Fine-Tuning Results with OpenPipe

OpenPipe fine-tuned an 8 billion parameter LL 3.1 model, which often suffices for the majority of their customers [15:12:00].

MetricFine-Tuned Model
Error RateSignificantly better than GPT-4, below 9% threshold [14:28:00]
LatencyMuch lower due to smaller model, can be further reduced by colocation [15:34:00]
CostMuch lower, exceeding cost thresholds for viability [16:02:00]

Fine-tuning enabled Method to bend the price-performance curve significantly [14:18:00]. The process was made easier by using existing production data from GPT-4 to generate training data [14:45:00].
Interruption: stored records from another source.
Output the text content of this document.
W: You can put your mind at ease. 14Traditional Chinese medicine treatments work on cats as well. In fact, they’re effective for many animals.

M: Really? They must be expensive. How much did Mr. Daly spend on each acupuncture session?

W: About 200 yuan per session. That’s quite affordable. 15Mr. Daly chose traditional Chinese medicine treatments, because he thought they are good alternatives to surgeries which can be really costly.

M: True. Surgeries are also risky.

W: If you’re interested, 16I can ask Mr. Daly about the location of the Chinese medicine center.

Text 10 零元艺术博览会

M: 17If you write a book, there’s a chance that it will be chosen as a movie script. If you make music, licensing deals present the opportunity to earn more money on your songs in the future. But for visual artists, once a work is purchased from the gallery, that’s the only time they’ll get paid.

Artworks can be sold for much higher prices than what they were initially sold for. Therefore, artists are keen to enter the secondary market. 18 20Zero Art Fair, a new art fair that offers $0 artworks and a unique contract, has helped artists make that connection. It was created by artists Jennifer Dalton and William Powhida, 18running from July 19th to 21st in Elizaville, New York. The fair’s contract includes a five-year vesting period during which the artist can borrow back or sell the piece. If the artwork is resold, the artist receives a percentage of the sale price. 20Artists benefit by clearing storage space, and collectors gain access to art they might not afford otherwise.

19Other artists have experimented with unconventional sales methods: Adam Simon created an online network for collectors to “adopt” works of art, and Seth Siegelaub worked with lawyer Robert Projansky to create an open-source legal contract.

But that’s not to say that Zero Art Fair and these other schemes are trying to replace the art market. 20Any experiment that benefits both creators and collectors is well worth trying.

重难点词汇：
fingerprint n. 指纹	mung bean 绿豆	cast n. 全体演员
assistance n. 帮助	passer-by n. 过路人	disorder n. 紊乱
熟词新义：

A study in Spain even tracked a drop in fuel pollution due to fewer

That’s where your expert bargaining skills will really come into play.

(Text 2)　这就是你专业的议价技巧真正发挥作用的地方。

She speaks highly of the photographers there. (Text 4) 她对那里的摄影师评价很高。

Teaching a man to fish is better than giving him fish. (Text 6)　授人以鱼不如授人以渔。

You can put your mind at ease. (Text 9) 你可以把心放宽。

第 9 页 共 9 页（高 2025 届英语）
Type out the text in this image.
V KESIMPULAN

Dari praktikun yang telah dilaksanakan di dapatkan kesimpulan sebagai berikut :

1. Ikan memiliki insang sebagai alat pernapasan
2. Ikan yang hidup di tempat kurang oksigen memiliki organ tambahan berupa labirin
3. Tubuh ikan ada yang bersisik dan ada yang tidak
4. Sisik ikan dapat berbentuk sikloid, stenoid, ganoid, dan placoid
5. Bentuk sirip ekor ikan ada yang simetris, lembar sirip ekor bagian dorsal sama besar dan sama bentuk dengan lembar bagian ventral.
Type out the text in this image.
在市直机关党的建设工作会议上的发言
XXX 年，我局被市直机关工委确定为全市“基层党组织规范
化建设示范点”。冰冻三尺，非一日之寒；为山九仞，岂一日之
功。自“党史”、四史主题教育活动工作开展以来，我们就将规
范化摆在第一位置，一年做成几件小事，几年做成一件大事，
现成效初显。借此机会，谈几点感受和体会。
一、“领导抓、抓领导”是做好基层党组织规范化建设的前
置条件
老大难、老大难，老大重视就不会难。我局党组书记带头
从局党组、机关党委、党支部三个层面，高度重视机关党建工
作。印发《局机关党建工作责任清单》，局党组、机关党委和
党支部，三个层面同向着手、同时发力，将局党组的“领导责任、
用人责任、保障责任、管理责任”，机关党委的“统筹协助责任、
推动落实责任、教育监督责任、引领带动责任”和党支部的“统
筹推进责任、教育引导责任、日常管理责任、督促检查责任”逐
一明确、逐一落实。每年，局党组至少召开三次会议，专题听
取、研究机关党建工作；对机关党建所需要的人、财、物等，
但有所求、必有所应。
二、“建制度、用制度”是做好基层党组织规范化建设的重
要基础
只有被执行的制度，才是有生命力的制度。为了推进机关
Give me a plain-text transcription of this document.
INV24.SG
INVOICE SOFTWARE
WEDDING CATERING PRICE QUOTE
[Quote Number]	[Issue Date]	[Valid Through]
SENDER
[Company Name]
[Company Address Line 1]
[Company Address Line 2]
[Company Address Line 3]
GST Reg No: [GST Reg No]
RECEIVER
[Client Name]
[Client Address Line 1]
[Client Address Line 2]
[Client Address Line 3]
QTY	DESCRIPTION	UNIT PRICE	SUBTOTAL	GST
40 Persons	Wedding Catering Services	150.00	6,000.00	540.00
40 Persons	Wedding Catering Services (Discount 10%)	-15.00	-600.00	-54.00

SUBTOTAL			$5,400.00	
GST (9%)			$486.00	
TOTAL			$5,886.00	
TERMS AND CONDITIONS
Key Takeaways for Productionizing AI Agents

  • Simplicity and Cost-Effectiveness: It’s possible to identify a specific use case, fine-tune the cheapest available model, and achieve fast performance without needing to buy own GPUs [17:23:00].
  • Data Availability: Leveraging data already generated by earlier AI models (like GPT in production) can provide valuable training data for fine-tuning [17:30:00].
  • Patience and Openness: Productionizing AI agents requires a level of openness and patience from both engineering and leadership teams [17:47:00]. Unlike traditional code that is expected to “just work” once deployed, AI agents take time to become production-ready and continuously improve [17:57:00]. This marks a shift from traditional software engineering [18:14:00].